Benchmarking: Set benchmarks for critical aspects of operations and maintenance related to power generated per turbine, capacity utilization, downtime, mean time to repair, mean time between failures among others. Compare turbines against these benchmarks both internally within farms as well as with other wind farms owned by same utility and by others. These help to understand, compare, and continuously improve both operations and maintenance.
IBM Maximo Application Suite for Wind Farm
IBM Maximo is one of the leaders in this space because along with core functionality of a standard CMMS solution they have a specialized Asset Performance Management [APM] solution for utilities operators with capabilities like:
- Ability to manage the complex composition of parts needed to ensure continuous operation and support the preventive and condition-based maintenance required for wind turbines
- The connection and monitoring of real-time sensor data with included AI based anomaly detection for identifying potential problems before they occur. This can include operating characteristics as well as energy generation data. Custom dashboards can be created to visualize the current and historical data associated with the assets.
- Visual insights provided by IBM’s AI technology to recognize and categorize cracks from drone footage or mobile snapshots.
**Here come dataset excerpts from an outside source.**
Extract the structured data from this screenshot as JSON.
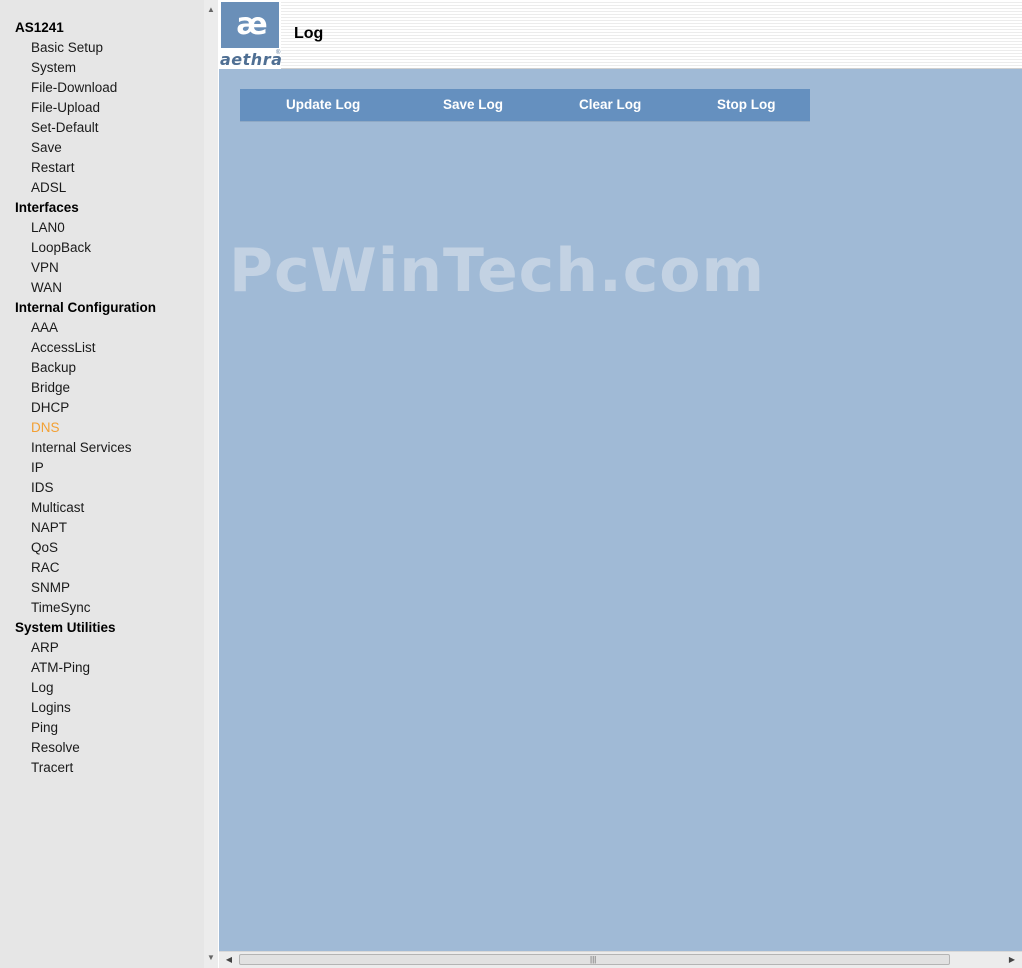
{
  "sidebar": {
    "sections": [
      {
        "title": "AS1241",
        "items": [
          "Basic Setup",
          "System",
          "File-Download",
          "File-Upload",
          "Set-Default",
          "Save",
          "Restart",
          "ADSL"
        ]
      },
      {
        "title": "Interfaces",
        "items": [
          "LAN0",
          "LoopBack",
          "VPN",
          "WAN"
        ]
      },
      {
        "title": "Internal Configuration",
        "items": [
          "AAA",
          "AccessList",
          "Backup",
          "Bridge",
          "DHCP",
          "DNS",
          "Internal Services",
          "IP",
          "IDS",
          "Multicast",
          "NAPT",
          "QoS",
          "RAC",
          "SNMP",
          "TimeSync"
        ]
      },
      {
        "title": "System Utilities",
        "items": [
          "ARP",
          "ATM-Ping",
          "Log",
          "Logins",
          "Ping",
          "Resolve",
          "Tracert"
        ]
      }
    ],
    "active_item": "DNS",
    "active_color": "#f3a033"
  },
  "header": {
    "logo_mark": "æ",
    "logo_word": "aethra",
    "logo_reg": "®",
    "title": "Log"
  },
  "toolbar": {
    "update_label": "Update Log",
    "save_label": "Save Log",
    "clear_label": "Clear Log",
    "stop_label": "Stop Log"
  },
  "watermark": "PcWinTech.com",
  "colors": {
    "content_bg": "#a0bad6",
    "toolbar_bg": "#6590bf",
    "logo_bg": "#6a8fb8"
  },
  "icons": {
    "scroll_up": "triangle-up-icon",
    "scroll_down": "triangle-down-icon",
    "scroll_left": "triangle-left-icon",
    "scroll_right": "triangle-right-icon",
    "grip": "grip-icon"
  }
}
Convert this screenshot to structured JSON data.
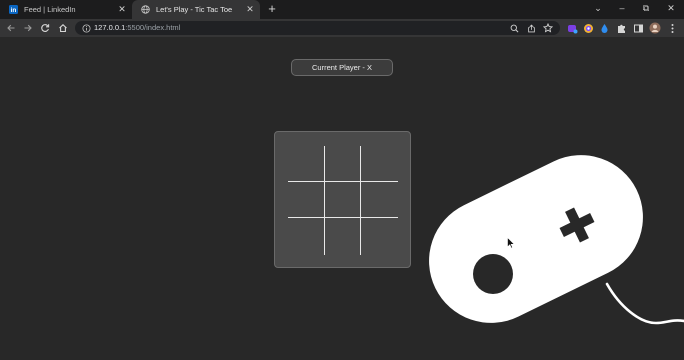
{
  "browser": {
    "tabs": [
      {
        "title": "Feed | LinkedIn",
        "favicon": "linkedin-icon",
        "active": false
      },
      {
        "title": "Let's Play - Tic Tac Toe",
        "favicon": "globe-icon",
        "active": true
      }
    ],
    "new_tab_glyph": "+",
    "url_host": "127.0.0.1",
    "url_rest": ":5500/index.html",
    "window_controls": {
      "dropdown": "⌄",
      "minimize": "–",
      "restore": "⧉",
      "close": "✕"
    }
  },
  "game": {
    "status_label": "Current Player - X",
    "board": [
      "",
      "",
      "",
      "",
      "",
      "",
      "",
      "",
      ""
    ]
  },
  "colors": {
    "page_background": "#282828",
    "board_background": "#4a4a4a",
    "controller": "#ffffff",
    "tab_strip": "#1c1c1d",
    "toolbar": "#353536"
  }
}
- Ability to identify and visualize on a map, the overall health and risk of individual wind turbines and/or components based on a combination of sensor data, inspections, maintenance records and age. Includes detailed view of each asset along with scores and KPIs.
- Predicted failure dates and probability of asset failures based historical and current data.
Conclusion
To summarize, wind energy presents exciting prospects in renewables segment. It is a cleaner, safer source of energy available in abundance from nature. Technology advancements are happenings while lowering initial costs and increasing reliability of wind turbines, making it much more financially viable which will only improve with time. Utilities taking lead in operations and maintenance leveraging advanced Operations Technology and CMMS solutions will be differentiated from others creating greater value for their shareholders and fast tracking the Net Zero carbon footprint targets. Wind energy opportunity is literally in the air for the world to grab.